Question

julissa is running a 10 - kilometer race at a constant pace. after running for 18 minutes, she completes 2 kilometers. after running for 54 minutes, she completes 6 kilometers. her trainer writes an equation letting t, the time in minutes, represent the independent variable and k, the number of kilometers, represent the dependent variable. which equation can be used to represent k, the number of kilometers julissa runs in t minutes? \\(k - 18 = \frac{1}{9}(t - 2)\\) \\(k - 2 = 9(t - 18)\\) \\(k - 18 = 9(t - 2)\\) \\(k - 2 = \frac{1}{9}(t - 18)\\)

Explanation:

Step1: Find the slope (rate)

The slope \( m \) between two points \((t_1, k_1) = (18, 2)\) and \((t_2, k_2) = (54, 6)\) is calculated as \( m=\frac{k_2 - k_1}{t_2 - t_1}=\frac{6 - 2}{54 - 18}=\frac{4}{36}=\frac{1}{9} \).

Step2: Use point - slope form

The point - slope form of a linear equation is \( y - y_1=m(x - x_1) \).
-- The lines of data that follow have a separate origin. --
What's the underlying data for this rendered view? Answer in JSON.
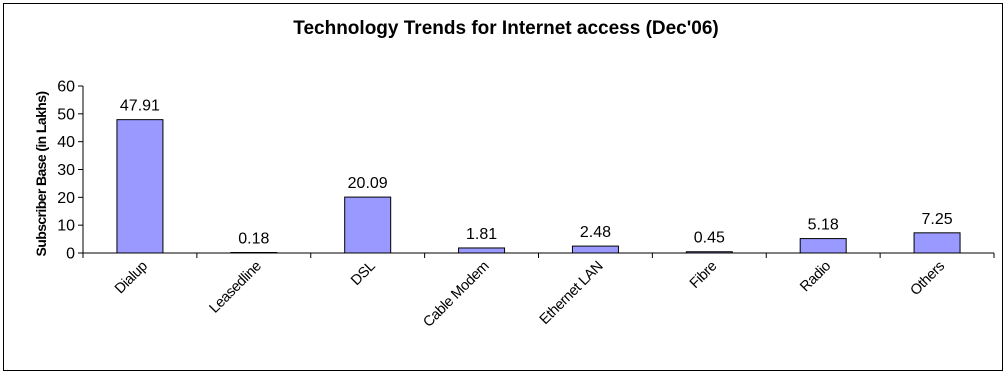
{
  "chart_data": {
    "type": "bar",
    "title": "Technology Trends for Internet access  (Dec'06)",
    "xlabel": "",
    "ylabel": "Subscriber Base (in Lakhs)",
    "ylim": [
      0,
      60
    ],
    "yticks": [
      0,
      10,
      20,
      30,
      40,
      50,
      60
    ],
    "categories": [
      "Dialup",
      "Leasedline",
      "DSL",
      "Cable Modem",
      "Ethernet LAN",
      "Fibre",
      "Radio",
      "Others"
    ],
    "values": [
      47.91,
      0.18,
      20.09,
      1.81,
      2.48,
      0.45,
      5.18,
      7.25
    ],
    "data_labels": [
      "47.91",
      "0.18",
      "20.09",
      "1.81",
      "2.48",
      "0.45",
      "5.18",
      "7.25"
    ],
    "bar_color": "#9999ff",
    "bar_edge_color": "#000000",
    "grid": false,
    "legend": "none"
  }
}
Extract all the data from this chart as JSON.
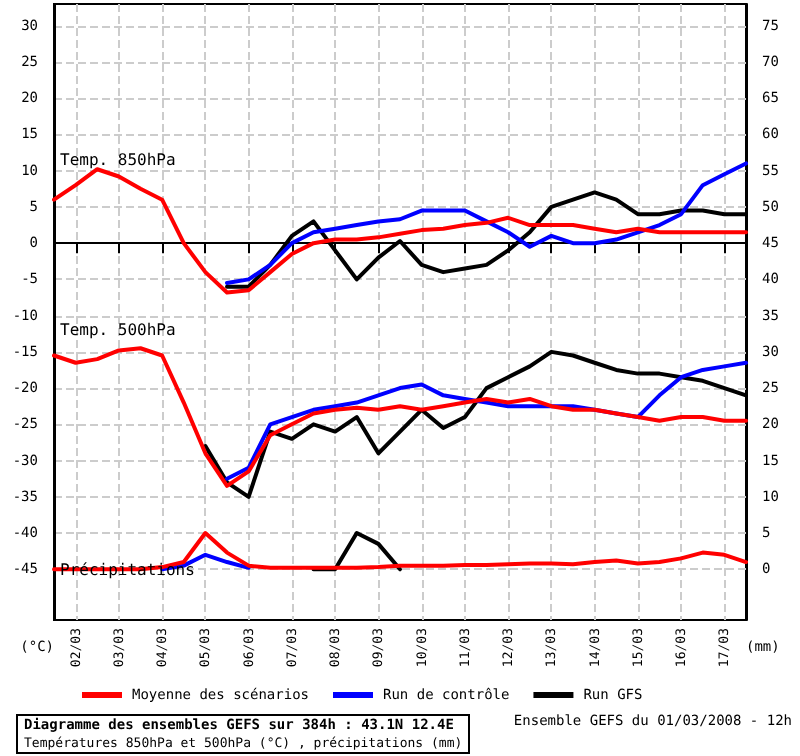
{
  "chart_data": {
    "type": "line",
    "title": "Diagramme des ensembles GEFS sur 384h : 43.1N 12.4E",
    "subtitle": "Températures 850hPa et 500hPa (°C) , précipitations (mm)",
    "ylabel": "(°C)",
    "y2label": "(mm)",
    "annotations": [
      "Temp. 850hPa",
      "Temp. 500hPa",
      "Précipitations",
      "Ensemble GEFS du 01/03/2008 - 12h"
    ],
    "x": [
      "2008-03-01T12:00",
      "2008-03-02T00:00",
      "2008-03-02T12:00",
      "2008-03-03T00:00",
      "2008-03-03T12:00",
      "2008-03-04T00:00",
      "2008-03-04T12:00",
      "2008-03-05T00:00",
      "2008-03-05T12:00",
      "2008-03-06T00:00",
      "2008-03-06T12:00",
      "2008-03-07T00:00",
      "2008-03-07T12:00",
      "2008-03-08T00:00",
      "2008-03-08T12:00",
      "2008-03-09T00:00",
      "2008-03-09T12:00",
      "2008-03-10T00:00",
      "2008-03-10T12:00",
      "2008-03-11T00:00",
      "2008-03-11T12:00",
      "2008-03-12T00:00",
      "2008-03-12T12:00",
      "2008-03-13T00:00",
      "2008-03-13T12:00",
      "2008-03-14T00:00",
      "2008-03-14T12:00",
      "2008-03-15T00:00",
      "2008-03-15T12:00",
      "2008-03-16T00:00",
      "2008-03-16T12:00",
      "2008-03-17T00:00",
      "2008-03-17T12:00"
    ],
    "series": [
      {
        "name": "Moyenne des scénarios",
        "color": "#ff0000",
        "values": [
          6,
          8,
          10.2,
          9.2,
          7.5,
          6,
          0,
          -4,
          -6.8,
          -6.5,
          -4,
          -1.5,
          0,
          0.5,
          0.5,
          0.8,
          1.3,
          1.8,
          2,
          2.5,
          2.8,
          3.5,
          2.5,
          2.5,
          2.5,
          2,
          1.5,
          2,
          1.5,
          1.5,
          1.5,
          1.5,
          1.5
        ]
      },
      {
        "name": "Run de contrôle",
        "color": "#0000ff",
        "values": [
          null,
          null,
          null,
          null,
          null,
          null,
          null,
          null,
          -5.5,
          -5,
          -3,
          0,
          1.5,
          2,
          2.5,
          3,
          3.3,
          4.5,
          4.5,
          4.5,
          3,
          1.5,
          -0.5,
          1,
          0,
          0,
          0.5,
          1.5,
          2.5,
          4,
          8,
          9.5,
          11
        ]
      },
      {
        "name": "Run GFS",
        "color": "#000000",
        "values": [
          null,
          null,
          null,
          null,
          null,
          null,
          null,
          null,
          -6,
          -6,
          -3,
          1,
          3,
          -1,
          -5,
          -2,
          0.3,
          -3,
          -4,
          -3.5,
          -3,
          -1,
          1.5,
          5,
          6,
          7,
          6,
          4,
          4,
          4.5,
          4.5,
          4,
          4
        ]
      },
      {
        "color": "#ff0000",
        "values": [
          -15.5,
          -16.5,
          -16,
          -14.8,
          -14.5,
          -15.5,
          -22,
          -29,
          -33.5,
          -31.5,
          -26.5,
          -25,
          -23.5,
          -23,
          -22.7,
          -23,
          -22.5,
          -23,
          -22.5,
          -22,
          -21.5,
          -22,
          -21.5,
          -22.5,
          -23,
          -23,
          -23.5,
          -24,
          -24.5,
          -24,
          -24,
          -24.5,
          -24.5
        ]
      },
      {
        "color": "#0000ff",
        "values": [
          null,
          null,
          null,
          null,
          null,
          null,
          null,
          null,
          -32.5,
          -31,
          -25,
          -24,
          -23,
          -22.5,
          -22,
          -21,
          -20,
          -19.5,
          -21,
          -21.5,
          -22,
          -22.5,
          -22.5,
          -22.5,
          -22.5,
          -23,
          -23.5,
          -24,
          -21,
          -18.5,
          -17.5,
          -17,
          -16.5
        ]
      },
      {
        "color": "#000000",
        "values": [
          null,
          null,
          null,
          null,
          null,
          null,
          null,
          -28,
          -33,
          -35,
          -26,
          -27,
          -25,
          -26,
          -24,
          -29,
          -26,
          -23,
          -25.5,
          -24,
          -20,
          -18.5,
          -17,
          -15,
          -15.5,
          -16.5,
          -17.5,
          -18,
          -18,
          -18.5,
          -19,
          -20,
          -21
        ]
      },
      {
        "color": "#ff0000",
        "axis": "y2",
        "values": [
          0,
          0,
          0,
          0,
          0,
          0.3,
          1,
          5,
          2.3,
          0.5,
          0.2,
          0.2,
          0.2,
          0.2,
          0.2,
          0.3,
          0.5,
          0.5,
          0.5,
          0.6,
          0.6,
          0.7,
          0.8,
          0.8,
          0.7,
          1,
          1.2,
          0.8,
          1,
          1.5,
          2.3,
          2,
          1
        ]
      },
      {
        "color": "#0000ff",
        "axis": "y2",
        "values": [
          null,
          null,
          null,
          null,
          null,
          0,
          0.5,
          2,
          1,
          0.2,
          null,
          null,
          null,
          null,
          null,
          null,
          null,
          null,
          null,
          null,
          null,
          null,
          null,
          null,
          null,
          null,
          null,
          null,
          null,
          null,
          null,
          null,
          null
        ]
      },
      {
        "color": "#000000",
        "axis": "y2",
        "values": [
          null,
          null,
          null,
          null,
          null,
          null,
          null,
          null,
          null,
          null,
          null,
          null,
          0,
          0,
          5,
          3.5,
          0,
          null,
          null,
          null,
          null,
          null,
          null,
          null,
          null,
          null,
          null,
          null,
          null,
          null,
          null,
          null,
          null
        ]
      }
    ],
    "xlim": [
      "2008-03-01T12:00",
      "2008-03-17T12:00"
    ],
    "xticks": [
      {
        "value": "2008-03-02",
        "label": "02/03"
      },
      {
        "value": "2008-03-03",
        "label": "03/03"
      },
      {
        "value": "2008-03-04",
        "label": "04/03"
      },
      {
        "value": "2008-03-05",
        "label": "05/03"
      },
      {
        "value": "2008-03-06",
        "label": "06/03"
      },
      {
        "value": "2008-03-07",
        "label": "07/03"
      },
      {
        "value": "2008-03-08",
        "label": "08/03"
      },
      {
        "value": "2008-03-09",
        "label": "09/03"
      },
      {
        "value": "2008-03-10",
        "label": "10/03"
      },
      {
        "value": "2008-03-11",
        "label": "11/03"
      },
      {
        "value": "2008-03-12",
        "label": "12/03"
      },
      {
        "value": "2008-03-13",
        "label": "13/03"
      },
      {
        "value": "2008-03-14",
        "label": "14/03"
      },
      {
        "value": "2008-03-15",
        "label": "15/03"
      },
      {
        "value": "2008-03-16",
        "label": "16/03"
      },
      {
        "value": "2008-03-17",
        "label": "17/03"
      }
    ],
    "ylim": [
      -52,
      33
    ],
    "yticks": [
      -45,
      -40,
      -35,
      -30,
      -25,
      -20,
      -15,
      -10,
      -5,
      0,
      5,
      10,
      15,
      20,
      25,
      30
    ],
    "y2lim": [
      -7,
      78
    ],
    "y2ticks": [
      0,
      5,
      10,
      15,
      20,
      25,
      30,
      35,
      40,
      45,
      50,
      55,
      60,
      65,
      70,
      75
    ],
    "grid": true,
    "legend": "bottom",
    "marker": "none",
    "line_style": "solid"
  }
}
Here, using the point \((18, 2)\) (where \( x_1 = t_1 = 18 \) and \( y_1=k_1 = 2 \)) and \( m=\frac{1}{9} \), we substitute into the formula. Let \( k=y \) and \( t = x \), so the equation becomes \( k - 2=\frac{1}{9}(t - 18) \).

Answer:

\( k - 2=\frac{1}{9}(t - 18) \)